Claude van Cuyck, portfolio manager at Denker Capital, said investors will need to be realistic about  short- and medium-term growth expectations as the group looks for additional growth levers. These include the acquisition of a 55% shareholding in Vodafone Egypt; the closure of its 40% investment in fibre network provider Community Investment Ventures (CIVH), which owns Vumatel and Dark Fibre Africa; and Safaricom’s investment in a new mobile network business in Ethiopia. 

“The South African mobile market is mature, so one should expect modest, single-digit growth, while the medium-term outlook and guidance is for mid-to-high single-digit growth as the group benefits from recent acquisitions,” he said.

CEO Shameel Joosub said spending on airtime and data has changed and “there is a little bit of an uptick in bad debt as well”.

On prepaid, which recorded a 2.7% increase in revenue to R12.7bn, Joosub said Vodacom is offering more personalised products based on the amount customers spend. On contract, subscribers go for the lower package when their contracts expire. “People are not going so much out of bundle like they were before ... You can definitely see that consumers are under pressure,” he said.

Peter Takaendesa, portfolio manager at Mergence Investment Managers, said while Vodacom reiterated its midterm guidance of single-digit growth from operations, “we believe the remainder of this year and the next financial year are likely to remain challenging due to softening consumer spend. Cost inflation remains elevated and finance costs are also increasing at a time when Vodacom is taking on more debt ... to fund potential future growth opportunities.”  

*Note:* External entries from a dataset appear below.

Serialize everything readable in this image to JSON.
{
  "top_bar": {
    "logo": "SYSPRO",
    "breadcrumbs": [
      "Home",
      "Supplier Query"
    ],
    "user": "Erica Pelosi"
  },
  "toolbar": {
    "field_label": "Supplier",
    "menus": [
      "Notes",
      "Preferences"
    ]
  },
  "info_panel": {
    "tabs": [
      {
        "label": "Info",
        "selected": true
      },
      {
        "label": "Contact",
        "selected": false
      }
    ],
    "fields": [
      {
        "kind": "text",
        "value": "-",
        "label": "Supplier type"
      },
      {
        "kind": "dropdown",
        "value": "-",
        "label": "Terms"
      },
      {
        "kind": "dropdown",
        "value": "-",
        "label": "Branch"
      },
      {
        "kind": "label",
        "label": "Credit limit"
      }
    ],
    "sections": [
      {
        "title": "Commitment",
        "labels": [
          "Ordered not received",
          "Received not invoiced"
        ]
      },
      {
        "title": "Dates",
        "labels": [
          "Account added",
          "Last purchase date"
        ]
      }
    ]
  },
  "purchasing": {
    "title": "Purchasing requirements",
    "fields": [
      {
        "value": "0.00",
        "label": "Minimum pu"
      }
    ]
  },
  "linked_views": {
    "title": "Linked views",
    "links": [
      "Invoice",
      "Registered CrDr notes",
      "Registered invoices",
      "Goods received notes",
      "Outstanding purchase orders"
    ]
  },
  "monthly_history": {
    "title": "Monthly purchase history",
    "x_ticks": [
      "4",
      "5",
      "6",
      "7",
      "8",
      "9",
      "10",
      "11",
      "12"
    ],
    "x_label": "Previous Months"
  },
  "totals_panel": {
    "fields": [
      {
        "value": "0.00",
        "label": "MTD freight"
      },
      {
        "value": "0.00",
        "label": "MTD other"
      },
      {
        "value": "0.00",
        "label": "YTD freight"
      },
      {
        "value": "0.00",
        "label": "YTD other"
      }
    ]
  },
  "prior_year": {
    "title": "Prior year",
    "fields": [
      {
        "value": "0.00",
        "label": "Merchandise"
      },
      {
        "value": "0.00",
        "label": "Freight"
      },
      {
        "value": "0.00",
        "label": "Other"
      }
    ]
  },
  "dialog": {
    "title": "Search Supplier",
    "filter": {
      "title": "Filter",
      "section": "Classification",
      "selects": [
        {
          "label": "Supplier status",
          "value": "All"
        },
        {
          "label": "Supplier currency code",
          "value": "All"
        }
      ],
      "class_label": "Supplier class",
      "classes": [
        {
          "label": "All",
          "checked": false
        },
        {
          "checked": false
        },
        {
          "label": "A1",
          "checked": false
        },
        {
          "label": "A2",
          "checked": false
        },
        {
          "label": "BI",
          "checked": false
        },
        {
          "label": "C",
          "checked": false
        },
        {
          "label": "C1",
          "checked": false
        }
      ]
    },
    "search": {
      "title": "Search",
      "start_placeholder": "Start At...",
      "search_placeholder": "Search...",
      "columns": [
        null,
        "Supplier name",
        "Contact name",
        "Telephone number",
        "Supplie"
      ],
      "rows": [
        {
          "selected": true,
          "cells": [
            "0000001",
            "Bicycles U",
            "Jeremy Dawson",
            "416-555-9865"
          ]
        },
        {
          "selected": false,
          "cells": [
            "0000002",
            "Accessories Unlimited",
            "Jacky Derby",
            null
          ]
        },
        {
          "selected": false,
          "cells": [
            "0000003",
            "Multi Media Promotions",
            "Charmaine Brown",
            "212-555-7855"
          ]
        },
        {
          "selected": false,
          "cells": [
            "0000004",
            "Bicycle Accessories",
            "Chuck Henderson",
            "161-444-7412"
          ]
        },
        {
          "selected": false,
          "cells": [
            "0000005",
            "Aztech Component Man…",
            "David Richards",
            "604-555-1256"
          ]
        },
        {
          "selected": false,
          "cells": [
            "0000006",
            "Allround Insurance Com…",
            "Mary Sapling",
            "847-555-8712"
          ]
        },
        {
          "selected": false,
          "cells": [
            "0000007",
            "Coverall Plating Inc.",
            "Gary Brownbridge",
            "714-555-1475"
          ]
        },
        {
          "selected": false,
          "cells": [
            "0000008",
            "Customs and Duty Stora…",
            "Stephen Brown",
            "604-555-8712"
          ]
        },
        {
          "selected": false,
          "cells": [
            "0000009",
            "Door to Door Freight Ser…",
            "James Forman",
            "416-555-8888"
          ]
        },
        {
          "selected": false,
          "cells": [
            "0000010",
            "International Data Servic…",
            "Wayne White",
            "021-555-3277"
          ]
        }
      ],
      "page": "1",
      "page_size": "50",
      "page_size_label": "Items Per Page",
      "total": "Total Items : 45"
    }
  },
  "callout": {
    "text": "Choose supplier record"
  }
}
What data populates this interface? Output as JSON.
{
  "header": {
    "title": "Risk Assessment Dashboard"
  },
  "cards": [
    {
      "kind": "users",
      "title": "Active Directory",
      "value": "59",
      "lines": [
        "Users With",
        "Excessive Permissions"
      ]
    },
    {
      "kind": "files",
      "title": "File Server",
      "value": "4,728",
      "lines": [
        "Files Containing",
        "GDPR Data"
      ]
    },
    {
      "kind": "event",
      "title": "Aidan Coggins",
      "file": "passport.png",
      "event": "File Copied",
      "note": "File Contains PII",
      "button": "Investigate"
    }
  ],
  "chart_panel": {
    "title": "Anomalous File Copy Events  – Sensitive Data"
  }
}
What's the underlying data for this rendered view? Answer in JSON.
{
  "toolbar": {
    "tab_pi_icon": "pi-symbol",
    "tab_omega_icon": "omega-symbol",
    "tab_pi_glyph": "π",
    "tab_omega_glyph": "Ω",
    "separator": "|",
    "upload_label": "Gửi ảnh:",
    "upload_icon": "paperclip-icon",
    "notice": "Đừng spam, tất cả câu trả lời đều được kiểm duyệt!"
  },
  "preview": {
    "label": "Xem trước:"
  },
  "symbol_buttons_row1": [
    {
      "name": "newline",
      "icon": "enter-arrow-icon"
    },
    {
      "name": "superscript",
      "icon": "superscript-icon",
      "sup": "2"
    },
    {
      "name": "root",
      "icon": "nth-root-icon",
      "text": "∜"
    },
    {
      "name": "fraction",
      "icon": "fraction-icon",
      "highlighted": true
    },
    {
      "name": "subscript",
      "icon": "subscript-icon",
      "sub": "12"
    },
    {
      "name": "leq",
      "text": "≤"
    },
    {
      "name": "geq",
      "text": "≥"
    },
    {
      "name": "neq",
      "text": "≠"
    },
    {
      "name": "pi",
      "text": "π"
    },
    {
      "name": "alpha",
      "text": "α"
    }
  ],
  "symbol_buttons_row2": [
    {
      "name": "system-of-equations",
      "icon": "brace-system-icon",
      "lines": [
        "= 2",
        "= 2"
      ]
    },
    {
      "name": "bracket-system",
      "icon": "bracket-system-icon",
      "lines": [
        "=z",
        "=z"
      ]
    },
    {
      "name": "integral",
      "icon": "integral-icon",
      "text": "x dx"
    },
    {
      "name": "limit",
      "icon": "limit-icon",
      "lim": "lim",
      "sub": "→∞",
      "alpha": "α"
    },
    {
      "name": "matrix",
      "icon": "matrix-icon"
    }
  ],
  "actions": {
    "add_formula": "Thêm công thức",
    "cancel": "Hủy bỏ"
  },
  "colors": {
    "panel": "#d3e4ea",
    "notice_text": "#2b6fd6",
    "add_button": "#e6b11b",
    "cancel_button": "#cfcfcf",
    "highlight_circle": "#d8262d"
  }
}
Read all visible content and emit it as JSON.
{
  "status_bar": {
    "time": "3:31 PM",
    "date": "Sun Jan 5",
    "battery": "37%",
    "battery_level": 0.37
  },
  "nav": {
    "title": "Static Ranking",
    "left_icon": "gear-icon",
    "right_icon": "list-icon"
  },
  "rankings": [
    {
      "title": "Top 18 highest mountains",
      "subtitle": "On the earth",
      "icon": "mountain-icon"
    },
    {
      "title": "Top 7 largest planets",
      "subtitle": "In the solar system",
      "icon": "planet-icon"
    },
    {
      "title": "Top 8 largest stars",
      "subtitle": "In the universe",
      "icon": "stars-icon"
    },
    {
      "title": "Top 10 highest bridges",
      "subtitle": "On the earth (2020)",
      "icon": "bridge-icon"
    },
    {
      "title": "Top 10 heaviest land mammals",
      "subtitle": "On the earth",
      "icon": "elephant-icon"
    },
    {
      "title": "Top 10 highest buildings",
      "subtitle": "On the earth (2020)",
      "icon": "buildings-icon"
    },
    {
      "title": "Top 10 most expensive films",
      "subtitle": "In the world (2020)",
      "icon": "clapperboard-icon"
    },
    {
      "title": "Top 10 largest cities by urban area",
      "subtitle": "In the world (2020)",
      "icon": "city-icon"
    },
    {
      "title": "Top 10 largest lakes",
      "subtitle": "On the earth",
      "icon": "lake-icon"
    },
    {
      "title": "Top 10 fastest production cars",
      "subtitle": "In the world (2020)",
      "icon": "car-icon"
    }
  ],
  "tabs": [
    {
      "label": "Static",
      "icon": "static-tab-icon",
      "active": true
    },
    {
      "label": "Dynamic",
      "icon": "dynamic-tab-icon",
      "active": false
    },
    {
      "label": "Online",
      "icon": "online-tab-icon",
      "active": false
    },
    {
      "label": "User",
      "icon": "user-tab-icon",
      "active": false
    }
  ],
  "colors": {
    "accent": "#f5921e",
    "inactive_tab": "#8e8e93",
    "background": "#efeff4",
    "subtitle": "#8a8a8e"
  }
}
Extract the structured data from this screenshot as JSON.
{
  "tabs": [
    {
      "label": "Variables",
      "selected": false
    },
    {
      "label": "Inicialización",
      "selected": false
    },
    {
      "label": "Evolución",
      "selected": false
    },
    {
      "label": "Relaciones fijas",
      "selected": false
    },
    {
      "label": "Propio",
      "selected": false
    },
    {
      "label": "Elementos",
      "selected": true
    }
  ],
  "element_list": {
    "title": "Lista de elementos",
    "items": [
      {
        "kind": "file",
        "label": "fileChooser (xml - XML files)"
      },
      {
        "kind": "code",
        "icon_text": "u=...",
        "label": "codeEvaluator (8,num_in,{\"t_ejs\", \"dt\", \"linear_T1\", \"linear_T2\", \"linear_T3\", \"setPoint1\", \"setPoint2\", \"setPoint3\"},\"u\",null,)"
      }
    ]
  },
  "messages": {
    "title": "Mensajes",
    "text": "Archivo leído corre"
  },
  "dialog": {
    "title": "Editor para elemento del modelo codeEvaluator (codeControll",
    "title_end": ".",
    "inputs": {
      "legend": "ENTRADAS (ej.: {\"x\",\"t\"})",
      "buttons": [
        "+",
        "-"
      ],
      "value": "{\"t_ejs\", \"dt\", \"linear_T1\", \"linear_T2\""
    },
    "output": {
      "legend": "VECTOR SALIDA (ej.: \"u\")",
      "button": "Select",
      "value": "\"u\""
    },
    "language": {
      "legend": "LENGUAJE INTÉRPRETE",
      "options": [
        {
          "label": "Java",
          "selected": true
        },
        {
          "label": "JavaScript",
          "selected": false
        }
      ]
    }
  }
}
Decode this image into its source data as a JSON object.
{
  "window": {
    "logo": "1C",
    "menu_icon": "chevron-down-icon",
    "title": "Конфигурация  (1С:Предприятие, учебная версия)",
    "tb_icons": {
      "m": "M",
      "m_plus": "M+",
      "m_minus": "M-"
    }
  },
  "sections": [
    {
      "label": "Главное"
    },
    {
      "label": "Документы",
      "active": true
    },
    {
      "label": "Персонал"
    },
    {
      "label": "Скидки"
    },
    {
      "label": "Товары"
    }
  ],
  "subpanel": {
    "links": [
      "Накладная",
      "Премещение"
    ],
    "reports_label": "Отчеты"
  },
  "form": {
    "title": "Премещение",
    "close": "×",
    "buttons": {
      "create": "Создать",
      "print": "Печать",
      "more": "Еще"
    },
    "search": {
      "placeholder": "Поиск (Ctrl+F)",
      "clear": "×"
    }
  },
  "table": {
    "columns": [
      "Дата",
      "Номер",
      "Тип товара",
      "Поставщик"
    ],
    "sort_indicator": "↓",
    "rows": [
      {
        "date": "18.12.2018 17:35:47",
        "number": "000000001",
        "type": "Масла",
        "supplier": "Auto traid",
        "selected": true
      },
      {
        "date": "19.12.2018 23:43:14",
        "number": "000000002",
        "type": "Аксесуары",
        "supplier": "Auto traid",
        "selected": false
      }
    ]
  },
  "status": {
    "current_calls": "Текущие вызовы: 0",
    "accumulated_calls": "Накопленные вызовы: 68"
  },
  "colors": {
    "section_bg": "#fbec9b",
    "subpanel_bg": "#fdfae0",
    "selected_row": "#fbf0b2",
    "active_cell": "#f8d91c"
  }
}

The key issue for investors was that Vodacom was changing its  business model at a difficult time, so risk was higher than it had been  over the past decade.

“This could increase its long-term growth potential if they execute well and there are no major headwinds in their new African markets, but the risk profile has changed and it may take some time to see the fruits of this business transformation,” Takaendesa said. 

Vodacom already operates in Lesotho, Tanzania, the Democratic Republic of Congo (DRC), Mozambique and Kenya. The international businesses reported service revenue growth of 17.9% to R12.6bn, supported by strong growth in data, a recovery in fintech business M-Pesa and foreign exchange tailwinds.

Takaendesa said Vodacom’s interim results were much weaker than market expectations, largely due to the growing cost of doing business in its key South African operations and softer results from its shareholding in Safaricom in Kenya. The latter is largely due to new business launches in Ethiopia. There were also challenges in Tanzania due to mobile money levies imposed by the government, but those were largely expected, he said. 

In South Africa, Vodacom invested R5.8bn in its network — the most in a six-month period — to further improve its coverage and quality at a time when the country is experiencing record levels of power outages. In the past five years it has invested R50bn in its network in this country.

In the past two years the company has invested more than R2bn in batteries to mitigate the effects of load-shedding. Vodacom plans to source energy from independent power producers and feed  this into the national grid.